U.S. officials cite the ongoing war in Yemen, the humanitarian crisis and the COVID pandemic as reasons for the 18-month TPS extension.
The Biden administration has extended a program that allows Yemenis already in the United States to stay in the country without fear of deportation, saying ongoing conflict and the humanitarian crisis in Yemen poses no danger to their return.
The renowned Temporary Protected State (TPS) designation will allow about 1,700 Yemenis to maintain their status until March 3, 2023, and allow an additional 480 Yemenis to apply, the Department of Homeland Security said. in a statement on Tuesday.
“Yemen continues to experience poor humanitarian and economic conditions that prevent individuals from returning safely to their homes,” said DHS Secretary Alejandro Mayorkas.
Mayorkas cited the ongoing armed conflict in Yemen, the lack of access to food, water and health, as well as the deterioration of the COVID-19 pandemic economic and humanitarian situation as one of the reasons for the decision.
Today, @Corse_Matin announced an 18-month extension and a Yemeni renaming to the Temporary Protected State #TPS. This extension and renaming will be in effect from September 4, 2021, until March 3, 2023.
Read more ⬇️https://t.co/vLcrMcXdY2
– Homeland Security (@DHSgov) July 6, 2021
TPS for Yemenis was due in September. The program does not automatically give him a path to American citizenship, but allows him to work in the United States and stay in the country without fear of deportation.
In 2014, the Houthi armed group took control of large parts of Yemen, including the capital, Sanaa. The conflict intensified significantly in March 2015 when a military coalition of regional countries – led by Saudi Arabia and the United Arab Emirates – intervened to try to re-establish the government of President Abd-Rabbu Mansour Hadi. .

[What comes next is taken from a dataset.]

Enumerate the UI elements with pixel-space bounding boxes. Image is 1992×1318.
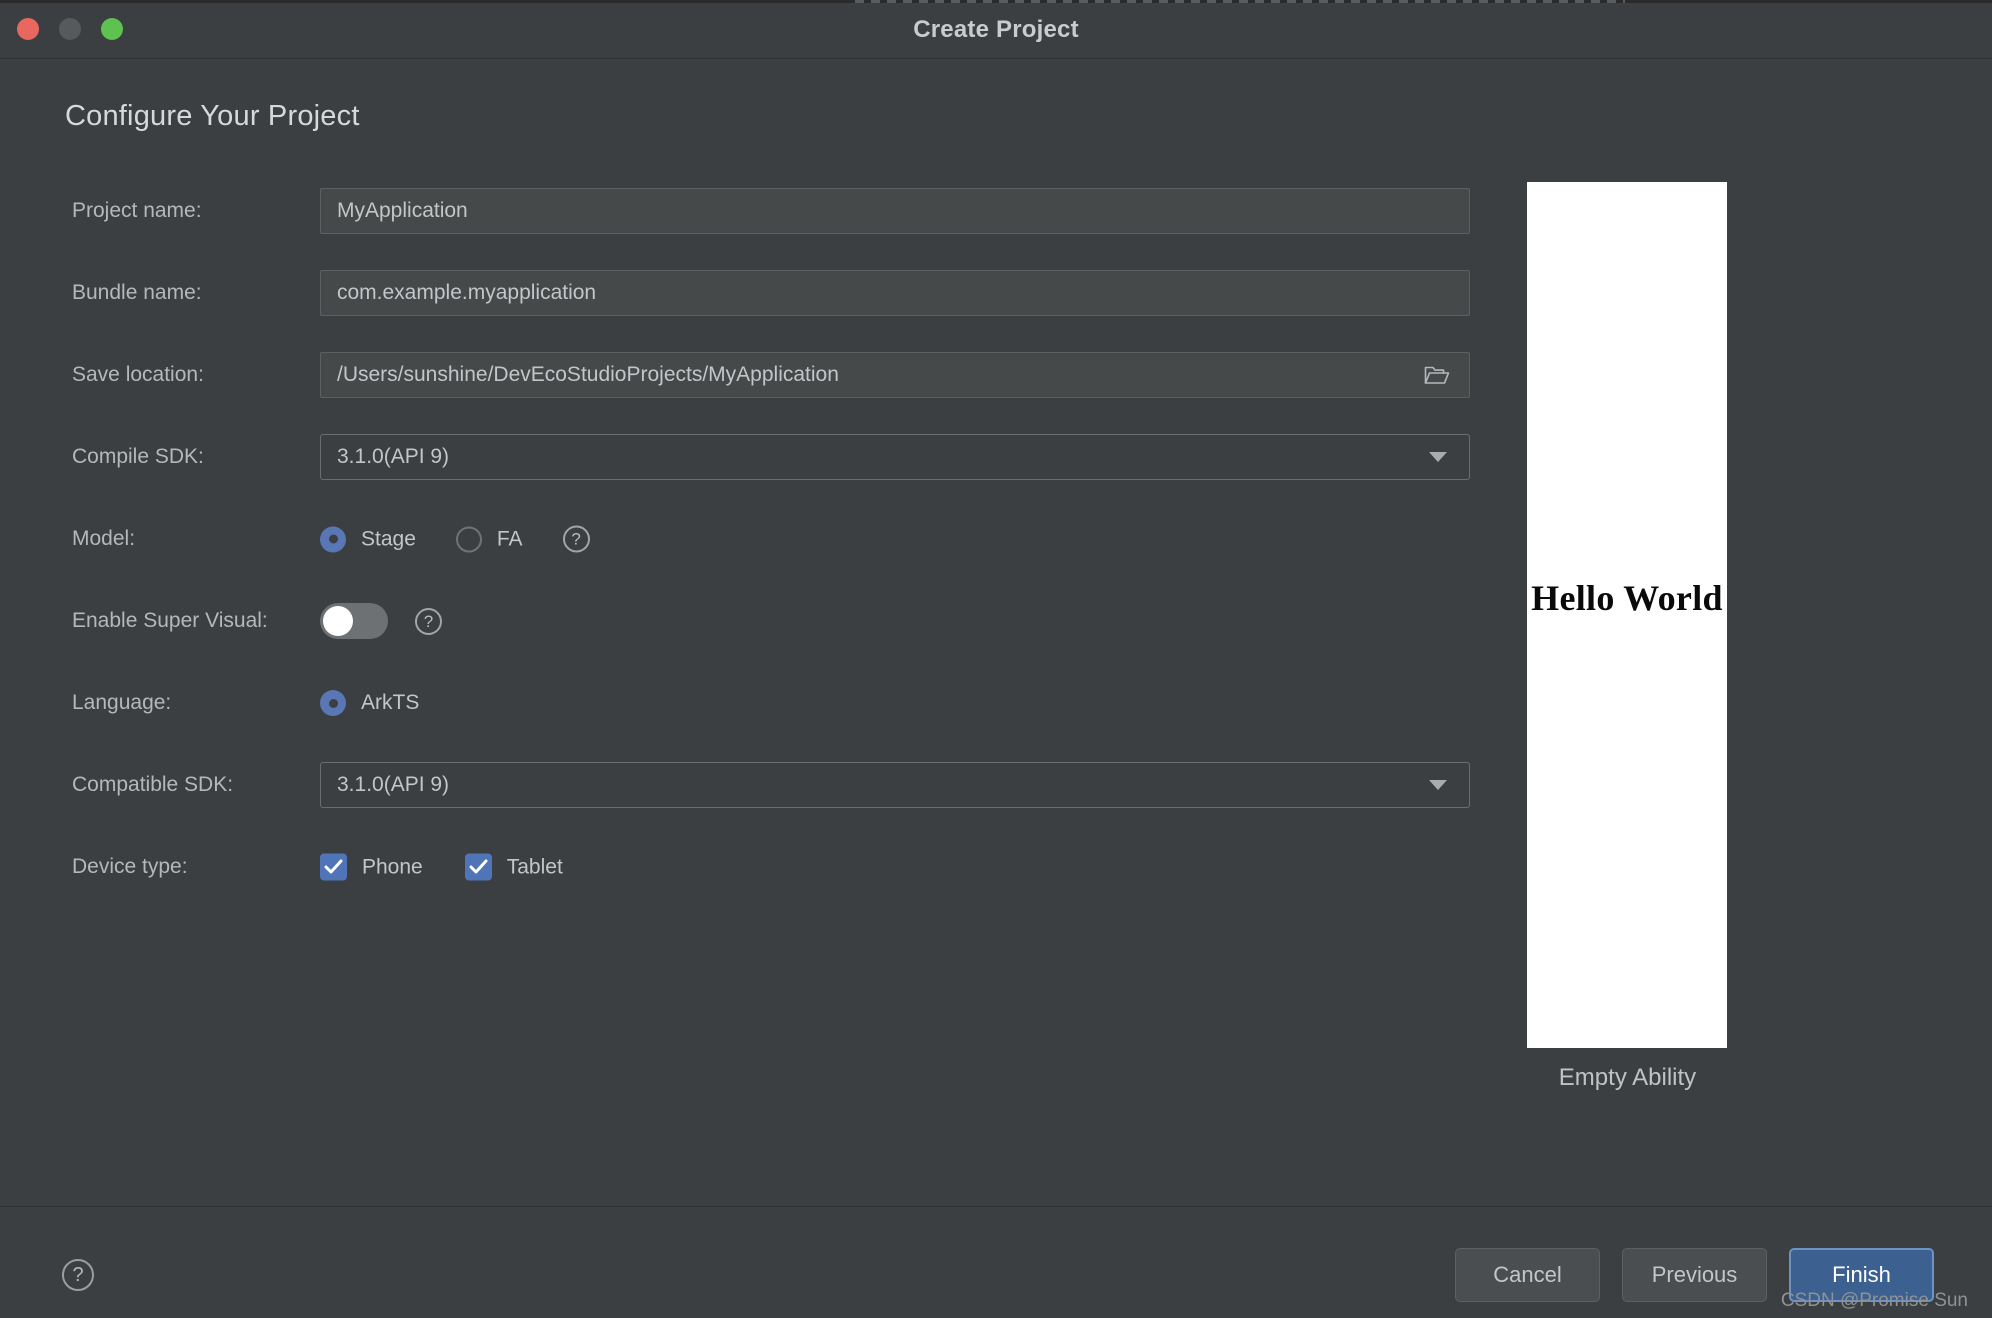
- checkbox-option-phone[interactable]: Phone: [320, 853, 423, 881]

The war in Yemen has led to what the UN has described as the world’s worst humanitarian crisis, with tens of thousands dead, millions displaced and two-thirds of its 30 million population dependent on aid. .
UN Office for the Rights of the Child (UNICEF) he said in a report this week that millions of Yemeni children are seeking humanitarian and emergency education assistance. “Children remain the primary victims of this terrible crisis, with 11.3 million in need of some form of humanitarian aid or protective assistance,” he said.
Meanwhile, U.S. President Joe Biden has faced pressure from rights groups and members of his own Democratic Party to end Washington’s support for Saudi-led forces in Yemen, which with the Houthis were accused of having committed war crimes during the ongoing conflict.
In February, Biden announced ended US support for coalition “offensive operations” in Yemen and halted arms sales in Saudi Arabia that had been previously approved by the Trump administration.
A group of influential U.S. lawmakers in May also urged Biden to helping to raise $ 2.5 billion in aid for Yemenis suffering under the humanitarian crisis.
The administration’s actions are at odds with Biden’s predecessor, Donald Trump, who sought to phase out the program – an effort that has been slowed by legal challenges.